The question then becomes, when confronted with the problems of an arbitrary judiciary, what can be done to fix it? The first potential solution, to have a fixed sentence for a crime substantiated by quantifiable factors, e.g. the value of goods stolen, has its merits in that it eliminates the possibility of injustice on a case by case basis. between cases, it seriously undermines fairness within cases. The second potential solution, to have a panel of multiple judges collaborate on a ruling, carries greater promise: the immediate introduction of a second opinion separate from the appeals process would save resources and guarantee a greater element of impartiality. However, this system would only occupy more immediate resources where they may not be required, and while a collection of different opinions could nullify potential bias, the equal likelihood that two similar opinions collide could only exacerbate the initial problem.
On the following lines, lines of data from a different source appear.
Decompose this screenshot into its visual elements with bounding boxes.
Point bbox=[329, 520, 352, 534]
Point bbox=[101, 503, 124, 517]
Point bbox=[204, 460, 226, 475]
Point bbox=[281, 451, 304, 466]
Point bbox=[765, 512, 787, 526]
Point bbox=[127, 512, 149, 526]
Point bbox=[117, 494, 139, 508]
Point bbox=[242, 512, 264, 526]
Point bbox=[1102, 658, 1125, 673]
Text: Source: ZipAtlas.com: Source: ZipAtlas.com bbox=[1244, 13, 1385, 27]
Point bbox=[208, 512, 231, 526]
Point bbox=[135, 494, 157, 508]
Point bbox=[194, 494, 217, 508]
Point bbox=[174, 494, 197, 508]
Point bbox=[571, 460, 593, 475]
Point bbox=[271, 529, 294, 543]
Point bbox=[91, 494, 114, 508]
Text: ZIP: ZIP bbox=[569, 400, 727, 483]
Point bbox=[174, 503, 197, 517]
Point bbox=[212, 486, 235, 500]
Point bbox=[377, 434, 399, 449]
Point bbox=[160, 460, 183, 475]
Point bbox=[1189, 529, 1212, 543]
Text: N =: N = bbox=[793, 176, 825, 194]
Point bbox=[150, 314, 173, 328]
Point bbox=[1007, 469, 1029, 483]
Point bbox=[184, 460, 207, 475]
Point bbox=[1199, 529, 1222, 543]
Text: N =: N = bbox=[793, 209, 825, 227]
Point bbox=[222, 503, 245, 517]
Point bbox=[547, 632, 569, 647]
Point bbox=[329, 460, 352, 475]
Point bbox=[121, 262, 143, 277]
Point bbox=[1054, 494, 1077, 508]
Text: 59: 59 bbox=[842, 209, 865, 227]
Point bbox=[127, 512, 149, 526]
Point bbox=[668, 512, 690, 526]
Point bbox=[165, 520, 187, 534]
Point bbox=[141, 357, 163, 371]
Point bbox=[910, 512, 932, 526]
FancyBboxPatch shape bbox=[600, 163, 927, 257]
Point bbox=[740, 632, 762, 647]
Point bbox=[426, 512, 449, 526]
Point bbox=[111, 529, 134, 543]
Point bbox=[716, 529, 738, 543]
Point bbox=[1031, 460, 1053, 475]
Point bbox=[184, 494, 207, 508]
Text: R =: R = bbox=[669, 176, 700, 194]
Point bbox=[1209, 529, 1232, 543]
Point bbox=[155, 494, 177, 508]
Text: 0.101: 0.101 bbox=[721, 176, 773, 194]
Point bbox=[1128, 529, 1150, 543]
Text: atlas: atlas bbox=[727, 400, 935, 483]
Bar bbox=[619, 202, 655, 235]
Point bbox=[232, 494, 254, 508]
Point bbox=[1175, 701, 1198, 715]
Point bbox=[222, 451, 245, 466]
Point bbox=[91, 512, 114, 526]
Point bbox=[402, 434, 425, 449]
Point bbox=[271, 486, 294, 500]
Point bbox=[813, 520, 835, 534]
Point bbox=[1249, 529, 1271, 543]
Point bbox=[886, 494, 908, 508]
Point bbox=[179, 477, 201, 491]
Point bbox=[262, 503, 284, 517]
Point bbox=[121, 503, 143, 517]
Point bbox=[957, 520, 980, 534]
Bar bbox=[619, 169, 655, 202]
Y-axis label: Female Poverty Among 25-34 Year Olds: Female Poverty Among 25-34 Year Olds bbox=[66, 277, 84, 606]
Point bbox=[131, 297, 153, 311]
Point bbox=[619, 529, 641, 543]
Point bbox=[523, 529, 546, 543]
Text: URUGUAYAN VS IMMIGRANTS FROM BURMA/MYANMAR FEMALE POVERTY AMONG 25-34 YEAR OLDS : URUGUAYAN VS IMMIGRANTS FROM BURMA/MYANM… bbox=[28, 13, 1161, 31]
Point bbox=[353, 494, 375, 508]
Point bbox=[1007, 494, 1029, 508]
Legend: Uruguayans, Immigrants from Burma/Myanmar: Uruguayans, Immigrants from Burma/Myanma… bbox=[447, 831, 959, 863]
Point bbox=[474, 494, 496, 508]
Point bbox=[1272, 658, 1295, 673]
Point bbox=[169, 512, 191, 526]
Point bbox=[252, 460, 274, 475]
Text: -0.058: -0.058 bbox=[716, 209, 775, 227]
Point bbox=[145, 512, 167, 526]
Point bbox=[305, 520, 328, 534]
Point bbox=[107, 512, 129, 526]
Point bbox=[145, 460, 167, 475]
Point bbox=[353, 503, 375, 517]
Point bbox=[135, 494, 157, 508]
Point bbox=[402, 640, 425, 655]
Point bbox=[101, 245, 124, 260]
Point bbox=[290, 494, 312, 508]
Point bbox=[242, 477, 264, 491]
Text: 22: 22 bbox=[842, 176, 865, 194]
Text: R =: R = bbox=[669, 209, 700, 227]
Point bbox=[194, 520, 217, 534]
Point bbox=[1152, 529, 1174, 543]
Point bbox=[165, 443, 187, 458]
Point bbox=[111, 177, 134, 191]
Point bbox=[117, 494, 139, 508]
A ‘good judge, bad judge’ setup, though seemingly taken from a lost Gilbert and Sullivan musical skit, increases the odds of an impartial ruling, but the defendant facing trial after a canteen catastrophe stands little chance. The significance of the judge in our justice system can be our greatest strength, but it has the potential to be our greatest downfall, and with the system as it is, that human element is impossible to compensate for.

Judges are the foundation of British law. Their expertise, their fair judgement and their uncompromising commitment to the law make them the indispensable glue that binds the system together, ensuring that, no matter the ruling, trials remain free, fair and factual. However, judges are also only human, with human problems and biases. These human problems colliding with the required objectivity of law is a recipe for disaster, with potentially severe and lasting consequences. And yet, without the human element, if we were all exposed to the unfeeling monolith of Law, would we be any better off? Ultimately, judges are arbitrary by nature of their humanity, but how we seek to resolve this without compromising the fundamental humanism of our legal system is a challenge that will take a great deal of examination, understanding and patience to resolve.